By Michael Miller, Farm Loan Manager, Kentucky Farm Service Agency
Aaron and Laura Briner live on their 24-acre farm, Laughing Lab Acres, located in Henderson County, Kentucky, where they raise Heritage livestock to be sold through farmer’s markets and by word of mouth.
The idea for Laughing Lab Acres was born out of a business plan Aaron created as a requirement for his college degree program. The operation is named for the Briner’s Labradors, Bindi, Bodie, Britt and Jake. After two years of working full time off the farm, Aaron quit his job in 2016 and became a full-time farmer.
“Without the Microloan obtained through USDA’s Farm Service Agency (FSA), we would not have been able to expand to the operation we have now,” said Aaron.
FSA’s Microloan Program meets the financial operating needs of new, niche, and small to mid-sized family farm operations. Through Microloans, farmers may borrow up to $50,000 using an abbreviated application process. This access to credit for non-traditional farm operations fit the needs of Laughing Lab Acres.
“We are still so new that we don’t have the production history traditional lenders want to see,” Aaron said. “The Microloan Program gives us the capital we need to operate on until we make our sales.”
At Laughing Lab Acres, the Briners produce pasture-raised livestock consisting of chickens, turkeys and pigs. All of their livestock live as natural of a life as possible. The entire infrastructure of Laughing Lab Acres is portable. The animals are moved from paddock to paddock every few days, with all fencing running on solar power.

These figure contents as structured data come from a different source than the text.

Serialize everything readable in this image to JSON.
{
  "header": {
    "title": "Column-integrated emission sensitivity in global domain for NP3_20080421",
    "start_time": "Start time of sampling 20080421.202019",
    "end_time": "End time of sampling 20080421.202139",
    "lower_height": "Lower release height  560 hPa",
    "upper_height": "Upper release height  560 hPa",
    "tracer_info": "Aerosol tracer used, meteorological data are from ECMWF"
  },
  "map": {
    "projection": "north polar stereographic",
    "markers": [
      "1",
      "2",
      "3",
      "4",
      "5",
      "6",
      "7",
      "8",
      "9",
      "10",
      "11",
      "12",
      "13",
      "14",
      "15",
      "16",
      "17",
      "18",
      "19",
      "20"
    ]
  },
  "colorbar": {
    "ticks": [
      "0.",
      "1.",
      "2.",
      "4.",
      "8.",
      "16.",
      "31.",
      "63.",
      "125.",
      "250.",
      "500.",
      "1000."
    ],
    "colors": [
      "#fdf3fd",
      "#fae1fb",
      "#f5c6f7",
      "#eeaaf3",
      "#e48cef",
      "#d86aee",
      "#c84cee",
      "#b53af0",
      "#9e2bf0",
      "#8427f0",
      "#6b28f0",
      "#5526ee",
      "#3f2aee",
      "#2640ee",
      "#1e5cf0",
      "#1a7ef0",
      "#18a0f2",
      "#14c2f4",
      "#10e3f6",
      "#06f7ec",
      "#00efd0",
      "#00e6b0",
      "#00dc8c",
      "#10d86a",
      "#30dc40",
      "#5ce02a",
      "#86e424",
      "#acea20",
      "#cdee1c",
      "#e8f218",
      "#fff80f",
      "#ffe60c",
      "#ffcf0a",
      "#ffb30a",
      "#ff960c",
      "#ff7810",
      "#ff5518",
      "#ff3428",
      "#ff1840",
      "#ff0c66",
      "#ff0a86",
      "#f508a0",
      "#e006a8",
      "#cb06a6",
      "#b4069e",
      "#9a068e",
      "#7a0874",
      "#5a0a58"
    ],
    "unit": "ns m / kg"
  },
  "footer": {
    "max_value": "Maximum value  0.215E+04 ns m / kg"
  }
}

“I’m still learning. You have to be able to wear so many hats as a farmer,” said Aaron. “It’s a continuous learning process and that’s what I like about it. We get to take part in the growth of our farm.”
Since opening their operation in 2014, Laughing Lab Acres has obtained a dedicated consumer base. Even area restaurants recognize their craftsmanship, featuring pork and poultry from the farm. An expansion into vegetables is planned for the upcoming season.
“The ultimate goal is to be a one-stop-shop, or whole diet, provider,” Briner said.